Carlsbad has been able to overcome key injuries and since a 2-0 loss at Torrey Pines in late January has been the league’s most consistent group. Forwards Taylor Wells and Lexi Wright, a sophomore and freshman respectively, have the wheels and assertiveness to manufacture goals in rapid fashion if defenses slip up in the slightest. Gabi Enciso and Gabriella Howard provide the overlapping foot speed to make things doubly dangerous. Although the Lancers’ 22 goals scored in league play is easily to best figure among the six members, there has been far more behind their success. Thanks to players like senior midfielder Molly Kube, they’ve also yielded a league low eight tallies.
When league play began, the girls’ soccer crown, figured to be Torrey Pines’ to lose. The Falcons, defending Avocado West and CIF Open champions, were undefeated in pre-season play and ranked No. 1 in the section. They went 3-0-1, including the aforementioned defeat of Carlsbad, and seemed well on their way to a repeat performance. But following that victory, TP’s plans took a detour. Their next four outings included just one win, a loss to rival La Costa Canyon, an astonishing, 3-3, tie at Sage Creek and their second, 1-1, deadlock of the season with Canyon Crest. Then came last Friday night’s tie at Carlsbad and the Falcons are now outside looking in when it comes to the Avocado West championship.
Head Coach Martyn Hansford is, among other things, an unflappable realist with a long-range view. Although outsiders may have difficulty seeing a power like Torrey Pines ever having to deal with the roster issues an average team has, Hansford understands that his team’s relative inexperience was a least somewhat camouflaged by its excellent start.
“We had a lot of success early on but I just think it’s a long season, a lot of games and it’s hard to sustain that,” theorized Hansford. “I think there’s always going to be a dip in form at some point. There are a variety of factors—injuries, maybe a little drop in motivation, some complacency, burn out—that can cause that.
“Our players have been brilliant all year but don’t forget we replaced a lot of seniors from last year and lost four or five good goal scorers. That’s been our biggest challenge, to replace those goals. The end result, we’ve got what we earned.” The Falcons are far from destitute and will definitely be a major factor in post-season play. Hard-charging senior Chloe Gallo up front and multi-skilled sophomore Tatum Lenain in the midfield would stand out in anyone’s lineup. The latter is an instant threat every time she touches the ball on the opponent’s side of midfield.
The top two teams could chance of meeting a third time for all the marbles. “They’re No. 1, but if we’re 1-2 in CIF seeding, I’m happy,” said Hansford. “We beat them at our place and tied at theirs. I’ll take that.
“If we’re fortunate enough to be there and they’re fortunate enough to be there in the CIF final, that would be a heck of a final.”

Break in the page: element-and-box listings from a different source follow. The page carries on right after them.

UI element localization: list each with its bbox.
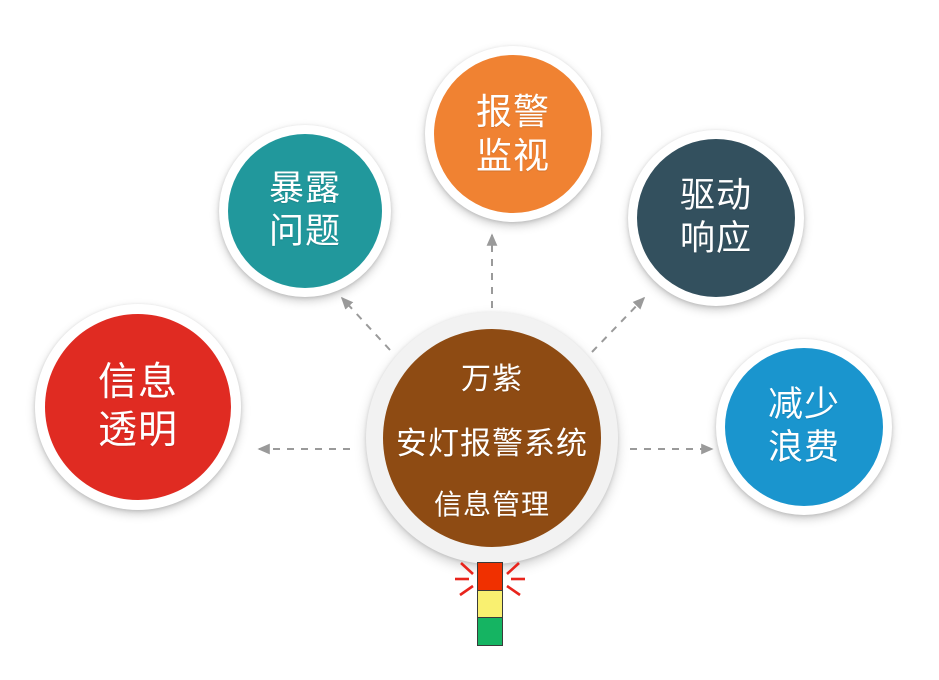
andon-light-icon — [455, 556, 525, 652]
node-alarm-monitor-line-1: 报警 — [476, 90, 550, 134]
center-hub-node[interactable]: 万紫 安灯报警系统 信息管理 — [366, 312, 618, 564]
center-hub-line-1: 万紫 — [461, 354, 523, 398]
arrow-to-drive-response — [592, 298, 644, 352]
node-reduce-waste[interactable]: 减少 浪费 — [716, 339, 892, 515]
node-drive-response-line-1: 驱动 — [680, 175, 752, 218]
node-alarm-monitor[interactable]: 报警 监视 — [425, 46, 601, 222]
node-info-transparent-line-1: 信息 — [98, 359, 178, 407]
node-info-transparent-line-2: 透明 — [98, 407, 178, 455]
node-info-transparent-disc: 信息 透明 — [45, 314, 231, 500]
center-hub-line-3: 信息管理 — [434, 483, 550, 523]
arrow-to-expose-problem — [342, 298, 390, 350]
andon-segment-red — [478, 563, 502, 591]
node-alarm-monitor-line-2: 监视 — [476, 134, 550, 178]
node-reduce-waste-disc: 减少 浪费 — [725, 348, 883, 506]
node-expose-problem-disc: 暴露 问题 — [228, 134, 382, 288]
node-reduce-waste-line-1: 减少 — [768, 384, 840, 427]
node-alarm-monitor-disc: 报警 监视 — [434, 55, 592, 213]
node-expose-problem[interactable]: 暴露 问题 — [219, 125, 391, 297]
andon-segment-yellow — [478, 591, 502, 619]
center-hub-line-2: 安灯报警系统 — [396, 418, 588, 463]
andon-tower — [477, 562, 503, 646]
diagram-canvas: 万紫 安灯报警系统 信息管理 报警 监视 暴露 问题 驱动 响应 信息 透明 — [0, 0, 939, 680]
node-drive-response[interactable]: 驱动 响应 — [628, 130, 804, 306]
center-hub-disc: 万紫 安灯报警系统 信息管理 — [383, 329, 601, 547]
node-expose-problem-line-1: 暴露 — [269, 168, 341, 211]
andon-segment-green — [478, 618, 502, 645]
node-drive-response-disc: 驱动 响应 — [637, 139, 795, 297]
node-drive-response-line-2: 响应 — [680, 218, 752, 261]
node-info-transparent[interactable]: 信息 透明 — [35, 304, 241, 510]
node-expose-problem-line-2: 问题 — [269, 211, 341, 254]
node-reduce-waste-line-2: 浪费 — [768, 427, 840, 470]
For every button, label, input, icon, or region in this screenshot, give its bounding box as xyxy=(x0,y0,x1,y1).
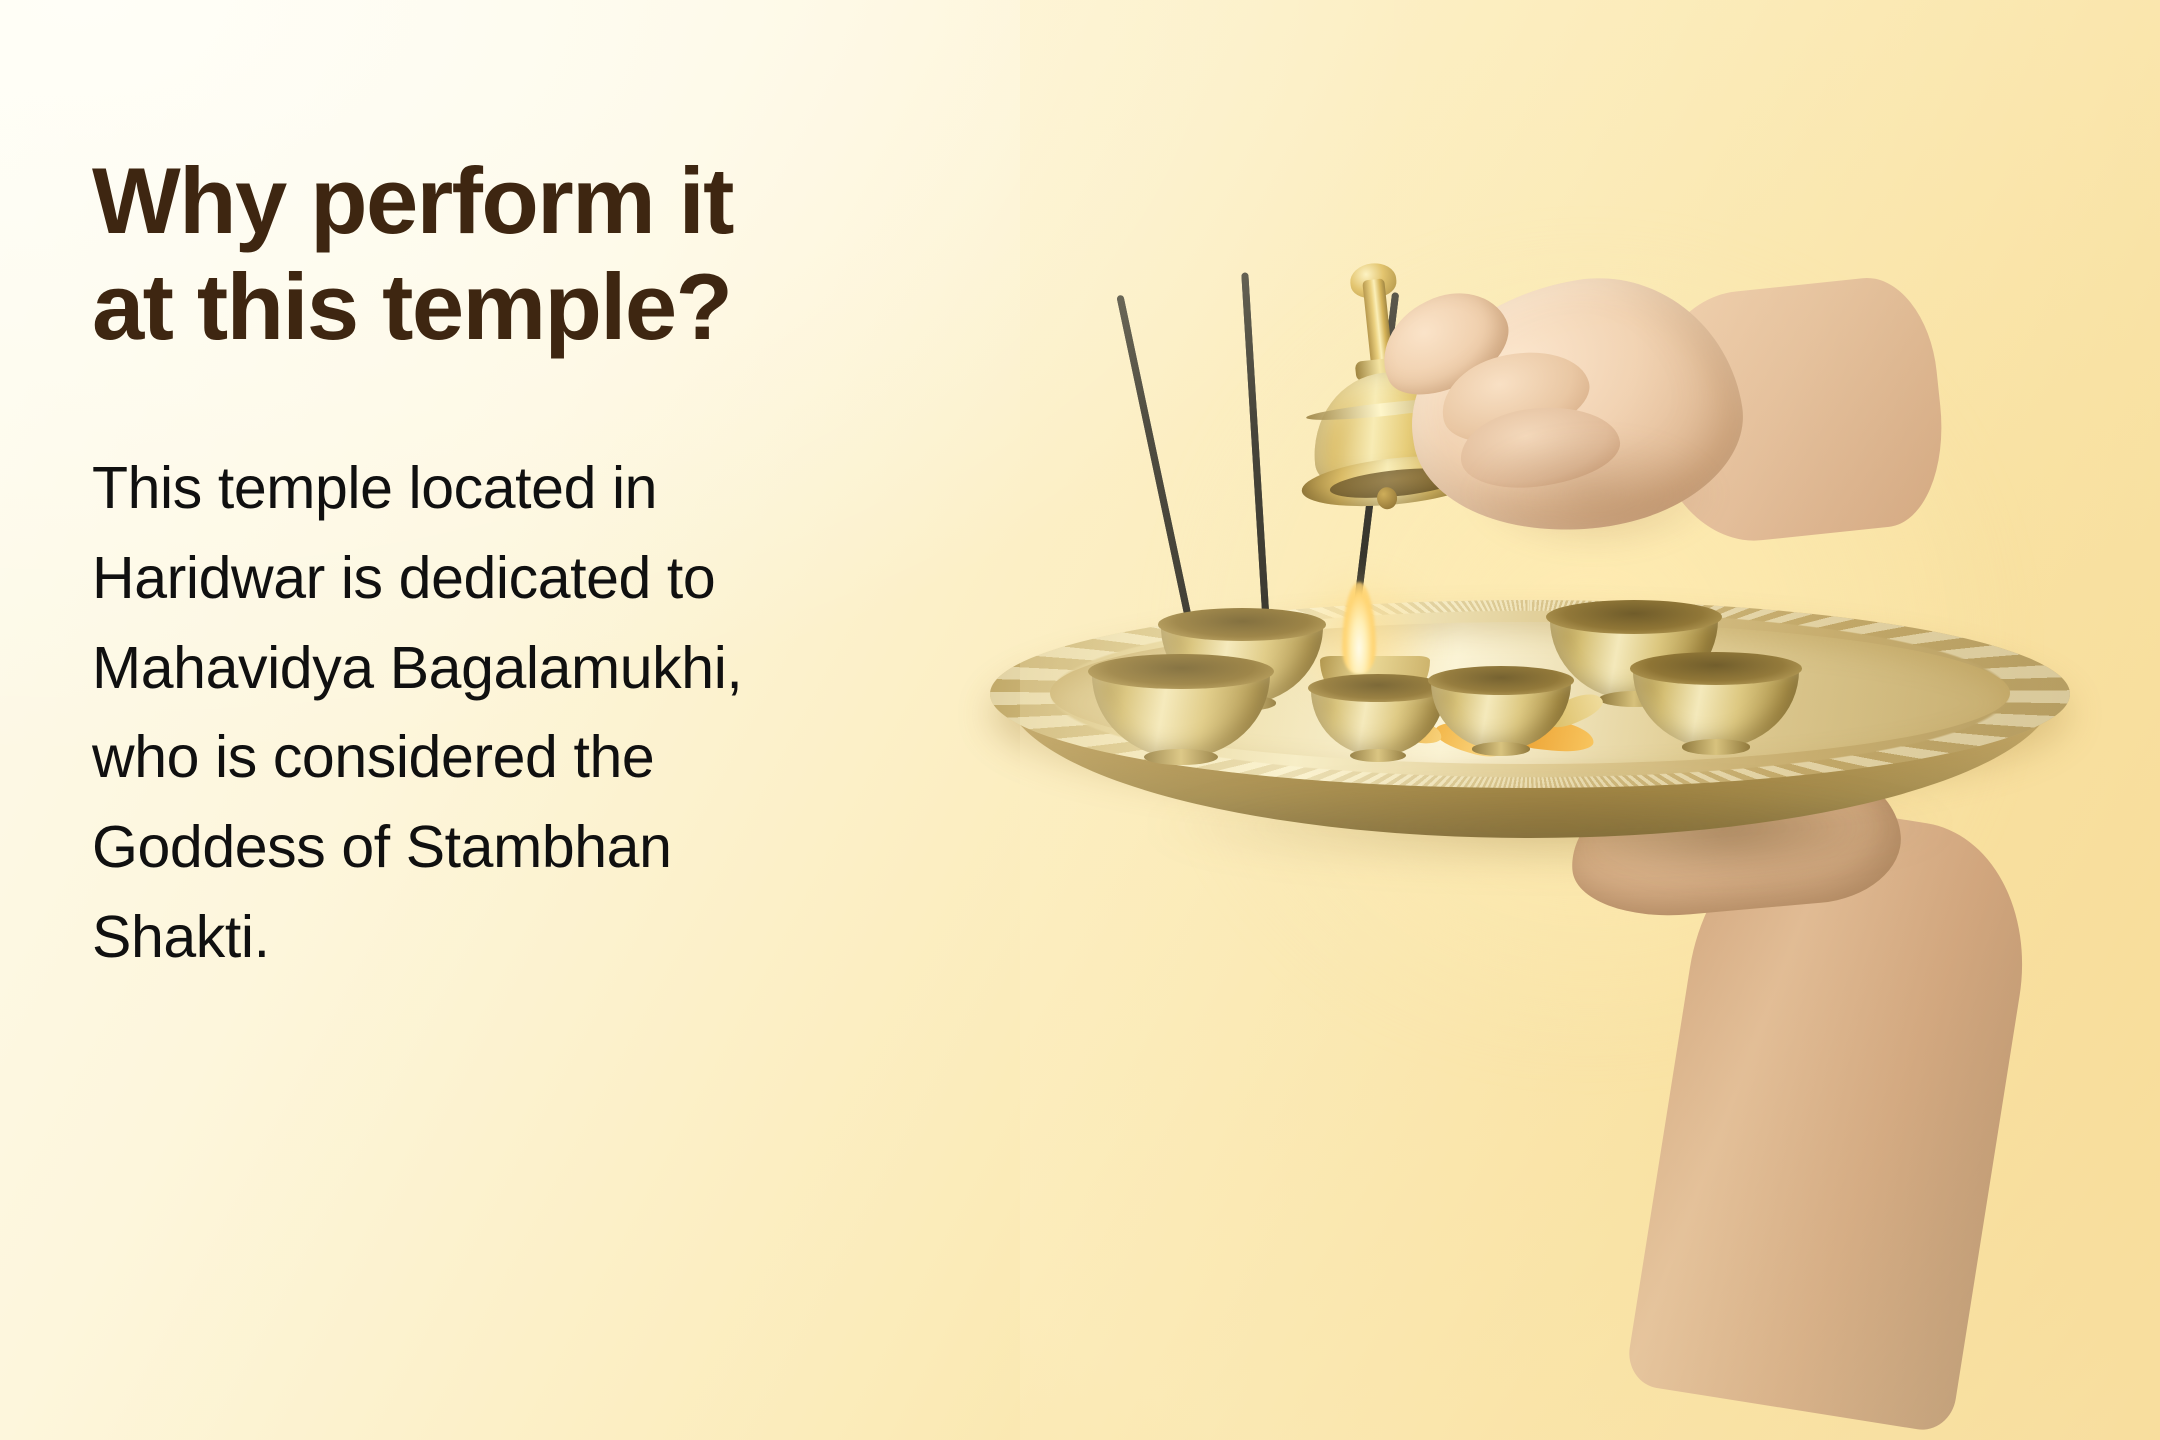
katori-bowl xyxy=(1428,666,1574,750)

Behind the top two clubs, there was also some quality on the rise. La Costa Canyon Coach Natalie Eckerlin has an extremely inexperienced outfit holding down third place heading into the final week. Hers is the only side that can claim a win over Torrey Pines. Counterpart Siggy Eyre over at San Dieguito has quietly got her team moving in the right direction and Sarah Aguilar’s Canyon Crest team may be the one to watch down the line. The Ravens’ defensive orientation was partly responsible for five ties in league play but they also suffered just one loss and drew with Torrey Pines twice. Dynamic freshman Ellie Ballard and fellow returnees Sophi Rodgers and Emily Gresser will form a talented core for next year’s team.